You know the saying, when a door closes, a window opens. In this case, the alienation from school opens a window of opportunity for our young black men to often end up on the wrong side of the law and land in prison. Our young black men are “at risk” and three times more likely to be incarcerated than non-African American males. And that’s a fact. There’s one organization who has opened its doors wide to mentors of color to address and banish these statistics, and save our black boys from criminalization.The sad part, though, is that black boys are waiting too long for a match. At press time, 455 children were on the waiting list and 95 percent were young males in metro Atlanta. Seventy-seven percent of that number were African American.
“We hope that you partner with us to serve more children in metropolitan Atlanta, to grow beyond the doors of this agency and to really enhance our brand statewide,” says Janice McKenzie-Crayton, the president and CEO of Big Brothers Big Sisters of Metro Atlanta, during a media breakfast in conjunction with the official open house of the agency’s multimillion dollar headquarters facility in Midtown.
After 20 years at the helm, McKenzie-Crayton still finds it “very exciting and very rewarding to be at the forefront helping children in metropolitan Atlanta.”
BBBSMA provides all children with one-to-one mentoring relationships, hoping to change their lives for the better, forever.
“The real manifestation is in the matches we put together and [the ones that] stay together for a long time.
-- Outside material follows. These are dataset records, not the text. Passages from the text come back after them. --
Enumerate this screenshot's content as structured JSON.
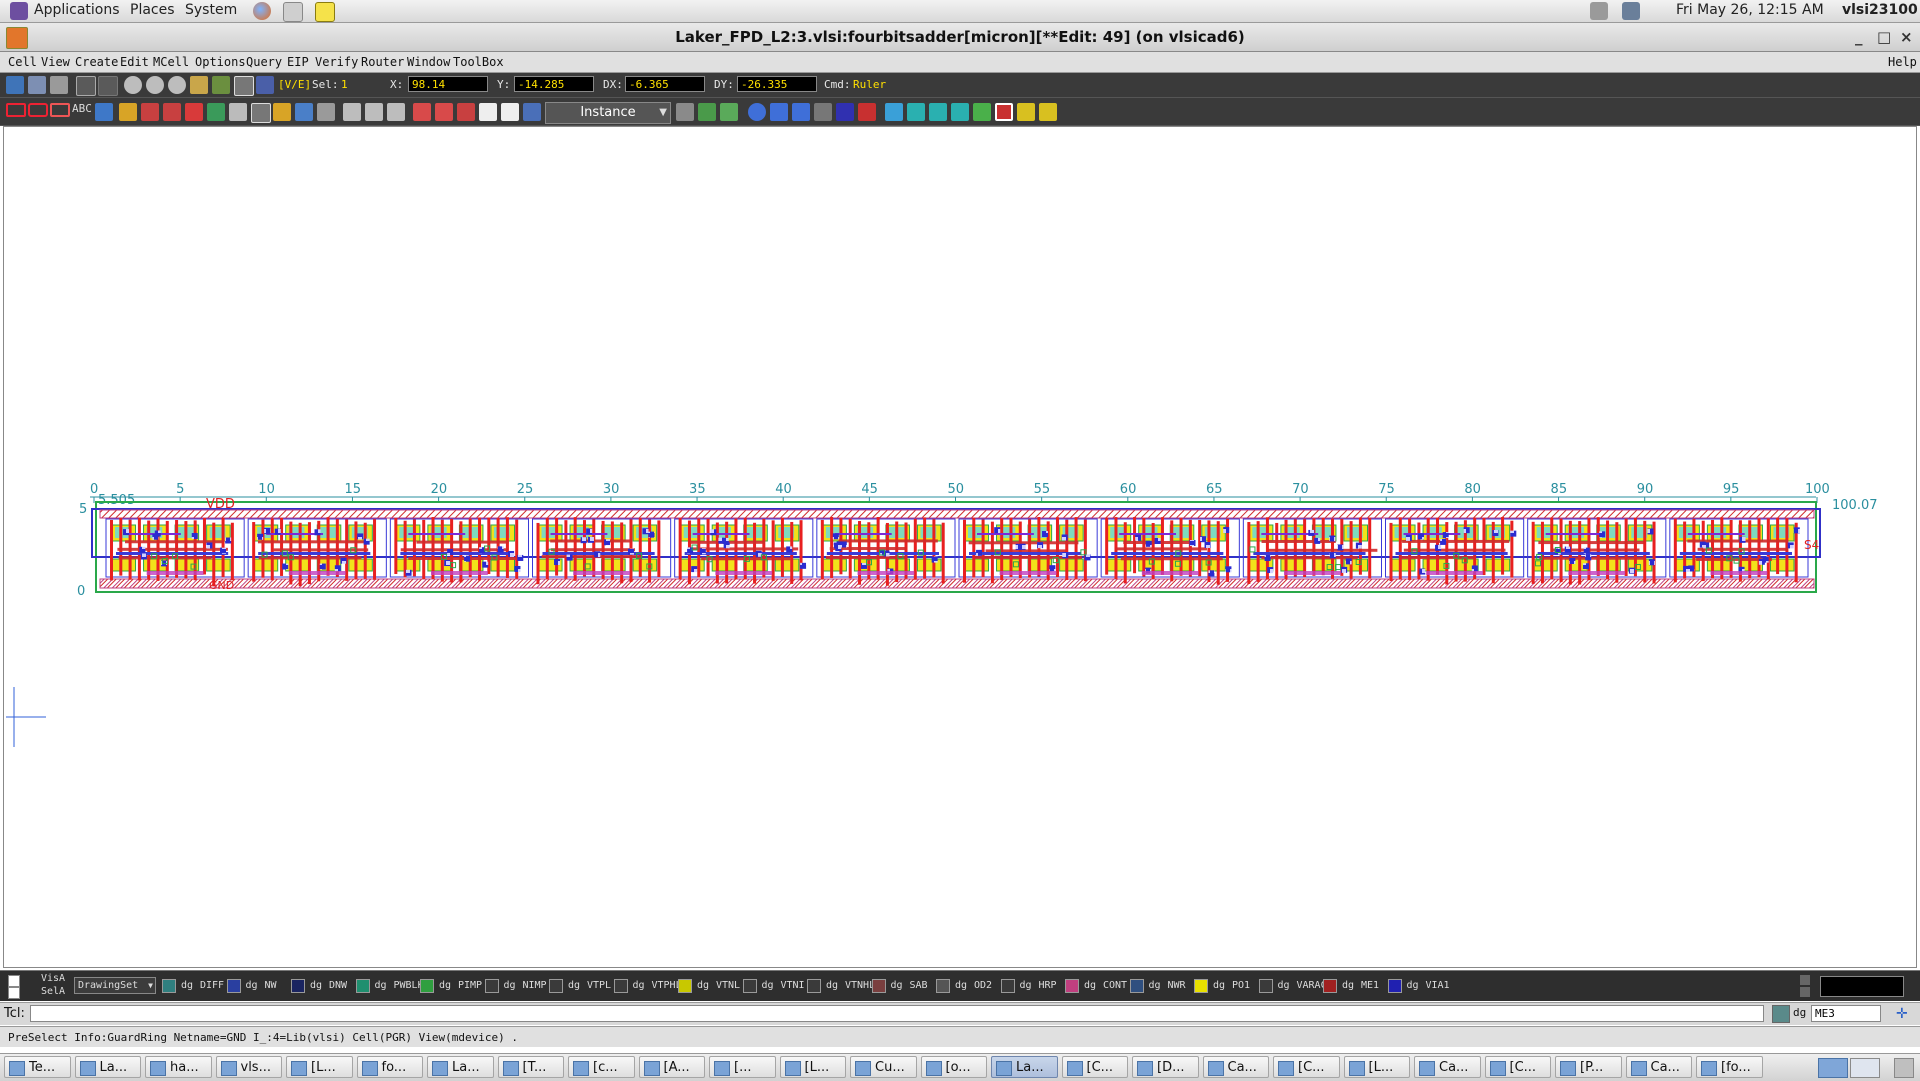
{
  "system_panel": {
    "menus": [
      "Applications",
      "Places",
      "System"
    ],
    "clock": "Fri May 26, 12:15 AM",
    "user": "vlsi23100"
  },
  "window": {
    "title": "Laker_FPD_L2:3.vlsi:fourbitsadder[micron][**Edit: 49] (on vlsicad6)",
    "buttons": [
      "_",
      "□",
      "×"
    ]
  },
  "menubar": {
    "items": [
      "Cell",
      "View",
      "Create",
      "Edit",
      "MCell",
      "Options",
      "Query",
      "EIP",
      "Verify",
      "Router",
      "Window",
      "ToolBox"
    ],
    "help": "Help"
  },
  "toolbar": {
    "mode": "[V/E]",
    "sel_label": "Sel:",
    "sel_value": "1",
    "x_label": "X:",
    "x_value": "98.14",
    "y_label": "Y:",
    "y_value": "-14.285",
    "dx_label": "DX:",
    "dx_value": "-6.365",
    "dy_label": "DY:",
    "dy_value": "-26.335",
    "cmd_label": "Cmd:",
    "cmd_value": "Ruler",
    "object_type": "Instance"
  },
  "canvas": {
    "ruler_ticks": [
      "0",
      "5",
      "10",
      "15",
      "20",
      "25",
      "30",
      "35",
      "40",
      "45",
      "50",
      "55",
      "60",
      "65",
      "70",
      "75",
      "80",
      "85",
      "90",
      "95",
      "100"
    ],
    "ruler_end": "100.07",
    "y_top_label": "5",
    "y_zero_label": "0",
    "height_label": "5.505",
    "net_vdd": "VDD",
    "net_gnd": "GND",
    "pin_s4": "S4"
  },
  "layerbar": {
    "vis_label": "VisA",
    "sel_label": "SelA",
    "drawing_set": "DrawingSet",
    "dg": "dg",
    "layers": [
      {
        "name": "DIFF",
        "color": "#2f7f7f"
      },
      {
        "name": "NW",
        "color": "#2a3fa0"
      },
      {
        "name": "DNW",
        "color": "#1a2460"
      },
      {
        "name": "PWBLK",
        "color": "#1f8f6f"
      },
      {
        "name": "PIMP",
        "color": "#2f9f3f"
      },
      {
        "name": "NIMP",
        "color": "#3a3a3a"
      },
      {
        "name": "VTPL",
        "color": "#3a3a3a"
      },
      {
        "name": "VTPHL",
        "color": "#3a3a3a"
      },
      {
        "name": "VTNL",
        "color": "#c8c800"
      },
      {
        "name": "VTNI",
        "color": "#3a3a3a"
      },
      {
        "name": "VTNHL",
        "color": "#3a3a3a"
      },
      {
        "name": "SAB",
        "color": "#7a3f3f"
      },
      {
        "name": "OD2",
        "color": "#555555"
      },
      {
        "name": "HRP",
        "color": "#3a3a3a"
      },
      {
        "name": "CONT",
        "color": "#c03f7f"
      },
      {
        "name": "NWR",
        "color": "#2f4f7f"
      },
      {
        "name": "PO1",
        "color": "#e8e000"
      },
      {
        "name": "VARAC",
        "color": "#3a3a3a"
      },
      {
        "name": "ME1",
        "color": "#a02020"
      },
      {
        "name": "VIA1",
        "color": "#2020b0"
      }
    ]
  },
  "tcl": {
    "label": "Tcl:",
    "current_layer_dg": "dg",
    "current_layer": "ME3"
  },
  "status": {
    "message": "PreSelect Info:GuardRing Netname=GND I_:4=Lib(vlsi) Cell(PGR) View(mdevice)  ."
  },
  "taskbar": {
    "tasks": [
      "Te...",
      "La...",
      "ha...",
      "vls...",
      "[L...",
      "fo...",
      "La...",
      "[T...",
      "[c...",
      "[A...",
      "[...",
      "[L...",
      "Cu...",
      "[o...",
      "La...",
      "[C...",
      "[D...",
      "Ca...",
      "[C...",
      "[L...",
      "Ca...",
      "[C...",
      "[P...",
      "Ca...",
      "[fo..."
    ],
    "active_index": 14
  }
}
Ron Stewart [mentor] and Barry Mills [mentee] have been together for a long time. There’s an amazing story that goes behind their relationship,” she informs.The pair’s success story is punctuated with a business enterprise in the making that started with their trendy burger joint in Atlanta.Nearly thirty years ago, a shy Mills, then 10-years-old, met his big brother, Stewart, for the first time. A graduate of Georgia Tech, Stewart was establishing his career at Accenture. Mills, who worked in restaurants throughout high school and college, determined he wanted to continue his career as a restaurateur, after graduating from Georgia Tech. He consulted with his mentor who’d retired in 2007. To prove his idea was worth its salt, Mills studied the market and trends in the industry, took trips to New York and California, then he developed the concept for Flip, a burger boutique that has quickly become famous for their creative menu and milkshakes. They now have three locations: Midtown, Buckhead and Birmingham.
It’s stories like this that makes one say, “I can do that.” This writer’s response to you, “Yes you can.”
Be a big brother or big sister. Our children need us. McKenzie-Crayton writes in a recent AJC Op-Ed, “There are over 350,000 children [in metro Atlanta] that could benefit from the positive impact of having a mentor. BBBSMA, one of the largest one-to-one mentoring programs in the southeast, reaches only 3,400 each year. The need is great.”